Thanks....this speaks volumes unfortunately

---------- Post added at 05:46 PM ---------- Previous post was at 05:37 PM ----------

Ray, this Pastor is probably the best at doing a sermon Ive ever heard


----------



## Pergamum (May 27, 2010)

In SE Asia, the CM&A missionaries have labored diligently among many people groups and have a good record of service. Several of my most respected colleagues on the coast are CM&A and when they preach they preach the Gospel expositionally.


----------



## Cato (May 27, 2010)

Pergy....It appears that preaching is there gift. Confessional, well not so much.


----------



## RandPhoenix (May 27, 2010)

I confess I have very little experience with CMA preaching outside of the chapel messages by the president of our school (whose messages were among the absolute worst I've ever heard in my life). My grandmother goes to a CMA church, and when my dad committed suicide, his funeral was held at her church.

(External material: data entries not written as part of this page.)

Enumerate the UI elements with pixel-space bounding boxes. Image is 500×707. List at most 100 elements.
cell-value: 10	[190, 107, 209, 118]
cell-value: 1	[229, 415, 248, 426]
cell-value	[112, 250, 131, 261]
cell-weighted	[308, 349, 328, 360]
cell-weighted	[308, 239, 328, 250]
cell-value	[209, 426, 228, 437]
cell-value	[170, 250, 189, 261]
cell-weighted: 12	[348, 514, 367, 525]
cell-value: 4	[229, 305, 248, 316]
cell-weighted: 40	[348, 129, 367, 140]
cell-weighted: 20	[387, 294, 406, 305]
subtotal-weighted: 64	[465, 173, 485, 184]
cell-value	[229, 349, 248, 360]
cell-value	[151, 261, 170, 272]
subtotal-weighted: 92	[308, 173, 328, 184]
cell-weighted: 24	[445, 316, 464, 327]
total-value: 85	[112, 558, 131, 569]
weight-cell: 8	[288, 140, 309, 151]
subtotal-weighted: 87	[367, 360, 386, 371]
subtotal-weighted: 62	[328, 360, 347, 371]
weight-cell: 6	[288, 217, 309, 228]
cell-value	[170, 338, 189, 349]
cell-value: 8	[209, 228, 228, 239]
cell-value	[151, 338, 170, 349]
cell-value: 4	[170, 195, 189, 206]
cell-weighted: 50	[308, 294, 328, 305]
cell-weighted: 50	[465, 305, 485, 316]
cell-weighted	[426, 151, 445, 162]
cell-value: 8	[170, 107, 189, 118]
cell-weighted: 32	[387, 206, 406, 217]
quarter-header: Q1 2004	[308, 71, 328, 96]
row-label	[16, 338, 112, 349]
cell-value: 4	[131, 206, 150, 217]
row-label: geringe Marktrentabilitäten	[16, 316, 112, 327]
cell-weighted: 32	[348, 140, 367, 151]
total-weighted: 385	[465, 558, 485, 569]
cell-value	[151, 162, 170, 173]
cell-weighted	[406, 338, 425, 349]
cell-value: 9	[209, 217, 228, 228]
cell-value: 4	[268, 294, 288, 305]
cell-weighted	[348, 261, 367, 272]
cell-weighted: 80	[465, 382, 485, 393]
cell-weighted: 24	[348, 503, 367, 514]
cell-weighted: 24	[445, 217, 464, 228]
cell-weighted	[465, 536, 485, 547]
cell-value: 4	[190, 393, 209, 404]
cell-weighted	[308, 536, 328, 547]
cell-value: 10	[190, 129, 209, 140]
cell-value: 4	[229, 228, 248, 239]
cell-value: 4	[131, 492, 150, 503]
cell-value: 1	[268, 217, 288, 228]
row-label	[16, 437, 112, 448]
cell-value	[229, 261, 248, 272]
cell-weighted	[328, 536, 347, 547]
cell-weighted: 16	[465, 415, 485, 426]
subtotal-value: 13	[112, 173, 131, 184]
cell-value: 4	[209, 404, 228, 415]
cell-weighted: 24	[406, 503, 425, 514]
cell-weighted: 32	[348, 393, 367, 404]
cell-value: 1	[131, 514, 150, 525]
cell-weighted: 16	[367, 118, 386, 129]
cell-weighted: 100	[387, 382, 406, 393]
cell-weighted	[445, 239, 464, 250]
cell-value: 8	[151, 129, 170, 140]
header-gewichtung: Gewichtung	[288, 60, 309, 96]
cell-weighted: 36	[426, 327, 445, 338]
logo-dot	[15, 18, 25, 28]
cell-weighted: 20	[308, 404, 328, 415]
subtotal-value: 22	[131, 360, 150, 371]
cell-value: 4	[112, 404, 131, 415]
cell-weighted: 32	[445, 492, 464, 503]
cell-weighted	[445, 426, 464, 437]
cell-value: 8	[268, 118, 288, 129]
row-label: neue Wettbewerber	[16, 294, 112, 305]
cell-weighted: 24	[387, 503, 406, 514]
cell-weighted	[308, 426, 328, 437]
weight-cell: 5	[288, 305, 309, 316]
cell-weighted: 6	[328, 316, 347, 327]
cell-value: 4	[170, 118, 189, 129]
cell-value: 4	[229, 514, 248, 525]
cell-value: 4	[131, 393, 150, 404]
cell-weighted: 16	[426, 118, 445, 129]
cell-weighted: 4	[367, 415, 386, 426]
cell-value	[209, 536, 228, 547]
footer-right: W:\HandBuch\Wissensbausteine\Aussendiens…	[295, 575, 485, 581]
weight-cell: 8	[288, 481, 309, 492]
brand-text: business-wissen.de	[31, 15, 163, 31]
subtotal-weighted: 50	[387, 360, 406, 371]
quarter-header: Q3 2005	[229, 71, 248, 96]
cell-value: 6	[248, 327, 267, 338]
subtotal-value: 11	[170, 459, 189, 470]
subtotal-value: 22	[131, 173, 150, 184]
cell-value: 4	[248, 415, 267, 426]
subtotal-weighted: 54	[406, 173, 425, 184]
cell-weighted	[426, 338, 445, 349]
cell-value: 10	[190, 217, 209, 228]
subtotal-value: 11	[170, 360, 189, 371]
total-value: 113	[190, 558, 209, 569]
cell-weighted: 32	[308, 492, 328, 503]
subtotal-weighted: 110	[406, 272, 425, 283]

It was the worst funeral sermon ever. It was atheological, and it was rambling without a clear point or structure. It left most of us wondering "What was he trying to say? And how is this any comfort to us?" No gospel whatsoever. To hear such a sermon was like adding insult to injury in an already heart-breaking time.


----------



## Cato (May 27, 2010)

I can top that. My cousin dies right around Christmas & so this Catholic priest comes & frames his eulogy around the carol " Hark The Herald Angels Sing" It was bizarre.


----------



## RandPhoenix (May 27, 2010)

I always thought that Catholic priests weren't allowed to change their eulogies from the church calendar. So if the church calendar said that it was time to preach something related to Christmas, they had to preach something related to Christmas. Obviously, though, I wouldn't imagine the Church calendar covering something like funerals.


----------



## MRC (May 27, 2010)

Pergamum said:


> In SE Asia, the CM&A missionaries have labored diligently among many people groups and have a good record of service. Several of my most respected colleagues on the coast are CM&A and when they preach they preach the Gospel expositionally.


 
Praise God for those men's faithfullness! The ones I have heard preach have not exhibited the same approach to preaching.


----------



## Pergamum (May 27, 2010)

Maybe those ones stay home.


----------



## DMcFadden (May 27, 2010)

My experience with C&MA is that it is currently a typical broad evangelical denomination. As such, you can probably expect to find a dispensational flavor and an unconsiously Arminian soteriology to be pretty prevalent. However, like most evangelical denominations, there is an AMAZING array of diversity in views (this IS America, don't you know?).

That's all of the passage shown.